My daughter was 2 1/2 when my son was born. The entire pregnancy we talked about how her baby brother was growing in my belly just like she did. When he was born, we showed her my scar (had a c-section) and explained to her that they took her baby brother from mommies tummy. When we came home, each day, no matter what, I set time aside just for her - even if it was just 10 minutes to read a book, she got alone time with mommy. We also constantly remind her how she used to be this little and got even more attention than her brother cause we didn't have to share our attention with anyone else. I also encourage her to help with him. Whether it's bringing me a diaper or playing with him with one of his toys when he is fussy and I am busy cooking or such, she loves to help. He is now 5 months old and she will be 3 in a month and they are amazing together. She talks and sings to him all the time. She loves to play patty cake with him and insists that we read his book (Goodnight Moon) together each night before bed. I honestly think our constant dialog with her and having her help with the baby helped her adjust well to him being part of the family.

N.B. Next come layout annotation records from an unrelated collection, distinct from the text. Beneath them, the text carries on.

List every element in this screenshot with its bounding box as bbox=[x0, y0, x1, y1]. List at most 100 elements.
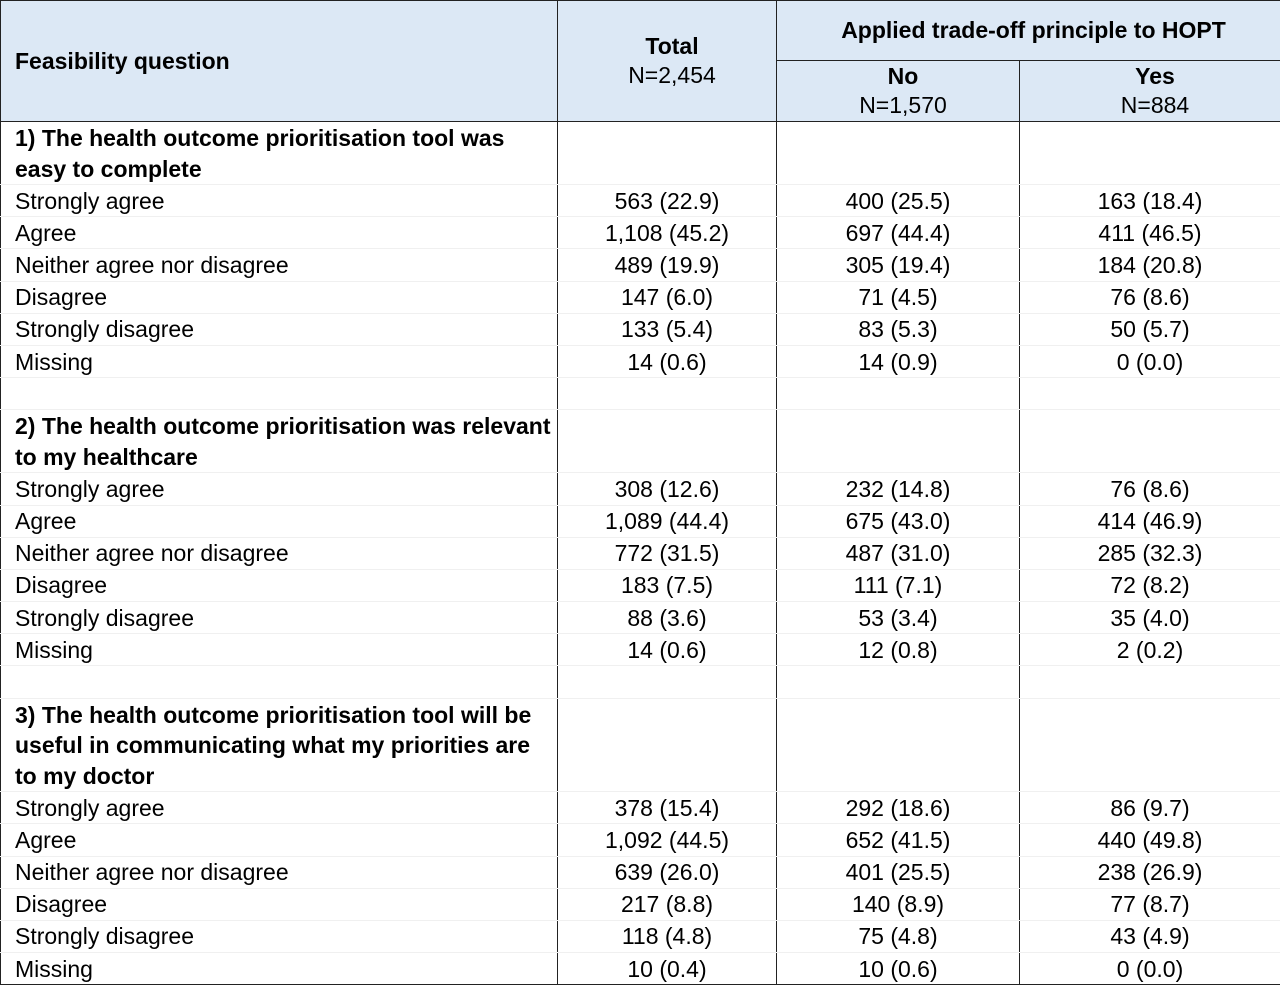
yes-value: 0 (0.0) bbox=[1020, 345, 1280, 377]
total-value: 183 (7.5) bbox=[558, 569, 777, 601]
question-empty-cell bbox=[777, 698, 1020, 792]
yes-value: 238 (26.9) bbox=[1020, 856, 1280, 888]
question-empty-cell bbox=[1020, 122, 1280, 185]
response-label: Neither agree nor disagree bbox=[1, 856, 558, 888]
question-row: 3) The health outcome prioritisation too… bbox=[1, 698, 1280, 792]
spacer-cell bbox=[777, 666, 1020, 698]
no-value: 232 (14.8) bbox=[777, 473, 1020, 505]
total-value: 378 (15.4) bbox=[558, 792, 777, 824]
question-empty-cell bbox=[1020, 698, 1280, 792]
yes-value: 440 (49.8) bbox=[1020, 824, 1280, 856]
response-label: Strongly disagree bbox=[1, 313, 558, 345]
total-value: 772 (31.5) bbox=[558, 537, 777, 569]
spacer-row bbox=[1, 666, 1280, 698]
spacer-cell bbox=[1, 666, 558, 698]
no-value: 14 (0.9) bbox=[777, 345, 1020, 377]
yes-value: 86 (9.7) bbox=[1020, 792, 1280, 824]
response-label: Missing bbox=[1, 634, 558, 666]
total-label: Total bbox=[572, 32, 772, 61]
response-label: Agree bbox=[1, 505, 558, 537]
spacer-cell bbox=[1020, 378, 1280, 410]
yes-value: 2 (0.2) bbox=[1020, 634, 1280, 666]
no-value: 305 (19.4) bbox=[777, 249, 1020, 281]
total-value: 88 (3.6) bbox=[558, 602, 777, 634]
question-empty-cell bbox=[777, 410, 1020, 473]
no-value: 697 (44.4) bbox=[777, 217, 1020, 249]
spacer-cell bbox=[1020, 666, 1280, 698]
yes-value: 76 (8.6) bbox=[1020, 281, 1280, 313]
question-title: 1) The health outcome prioritisation too… bbox=[1, 122, 558, 185]
total-n: N=2,454 bbox=[572, 61, 772, 90]
group-header: Applied trade-off principle to HOPT bbox=[777, 1, 1280, 61]
response-label: Strongly agree bbox=[1, 473, 558, 505]
total-value: 1,089 (44.4) bbox=[558, 505, 777, 537]
total-value: 14 (0.6) bbox=[558, 634, 777, 666]
total-value: 489 (19.9) bbox=[558, 249, 777, 281]
yes-value: 72 (8.2) bbox=[1020, 569, 1280, 601]
no-label: No bbox=[791, 62, 1015, 91]
total-value: 118 (4.8) bbox=[558, 920, 777, 952]
yes-value: 163 (18.4) bbox=[1020, 185, 1280, 217]
spacer-cell bbox=[777, 378, 1020, 410]
total-value: 639 (26.0) bbox=[558, 856, 777, 888]
no-value: 12 (0.8) bbox=[777, 634, 1020, 666]
total-value: 147 (6.0) bbox=[558, 281, 777, 313]
total-column-header: Total N=2,454 bbox=[558, 1, 777, 122]
response-label: Neither agree nor disagree bbox=[1, 537, 558, 569]
yes-value: 76 (8.6) bbox=[1020, 473, 1280, 505]
yes-value: 414 (46.9) bbox=[1020, 505, 1280, 537]
no-value: 400 (25.5) bbox=[777, 185, 1020, 217]
response-label: Strongly agree bbox=[1, 792, 558, 824]
no-value: 675 (43.0) bbox=[777, 505, 1020, 537]
yes-value: 77 (8.7) bbox=[1020, 888, 1280, 920]
question-empty-cell bbox=[558, 122, 777, 185]
yes-label: Yes bbox=[1034, 62, 1276, 91]
no-value: 10 (0.6) bbox=[777, 953, 1020, 985]
response-label: Disagree bbox=[1, 569, 558, 601]
table-body: 1) The health outcome prioritisation too… bbox=[1, 122, 1280, 985]
yes-column-header: Yes N=884 bbox=[1020, 61, 1280, 122]
question-title: 3) The health outcome prioritisation too… bbox=[1, 698, 558, 792]
response-label: Neither agree nor disagree bbox=[1, 249, 558, 281]
total-value: 10 (0.4) bbox=[558, 953, 777, 985]
response-label: Agree bbox=[1, 824, 558, 856]
total-value: 14 (0.6) bbox=[558, 345, 777, 377]
no-value: 111 (7.1) bbox=[777, 569, 1020, 601]
response-label: Disagree bbox=[1, 281, 558, 313]
no-column-header: No N=1,570 bbox=[777, 61, 1020, 122]
response-label: Strongly disagree bbox=[1, 602, 558, 634]
response-label: Strongly agree bbox=[1, 185, 558, 217]
question-title: 2) The health outcome prioritisation was… bbox=[1, 410, 558, 473]
no-value: 71 (4.5) bbox=[777, 281, 1020, 313]
total-value: 563 (22.9) bbox=[558, 185, 777, 217]
spacer-cell bbox=[1, 378, 558, 410]
no-value: 401 (25.5) bbox=[777, 856, 1020, 888]
response-label: Missing bbox=[1, 345, 558, 377]
total-value: 133 (5.4) bbox=[558, 313, 777, 345]
no-value: 53 (3.4) bbox=[777, 602, 1020, 634]
no-value: 487 (31.0) bbox=[777, 537, 1020, 569]
no-value: 83 (5.3) bbox=[777, 313, 1020, 345]
question-empty-cell bbox=[558, 410, 777, 473]
yes-n: N=884 bbox=[1034, 91, 1276, 120]
feasibility-table: Feasibility question Total N=2,454 Appli… bbox=[0, 0, 1280, 964]
yes-value: 285 (32.3) bbox=[1020, 537, 1280, 569]
total-value: 217 (8.8) bbox=[558, 888, 777, 920]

Now she does still have the occasional toddler meltdown, but its not due to her brother. We have been going through a struggle of her not listening to Mommy, but doing everything Daddy says. After not picking up her toys as requested for the 100th time, I finally took ALL her toys away. She would ask for them and I explained to her that she doesn't get her toys until she listens to Mommy when I ask her to do something. She went three days without her toys, but when I asked her to pick up her toys last night before bed, you can bet she picked every single toy up (I do help of course, but she was capable of making the mess, she knows how to pick it up as well).
It may take something drastic like that for it to sink in that she needs to behave. I found that if the tantrum gets so bad, it can't be controlled, the best thing to do is put them in a safe spot (crib, bed, strapped in her carseat if your out) and ignore the tantrum. She will eventually calm down and realize that she gets ignored when she throws a tantrum.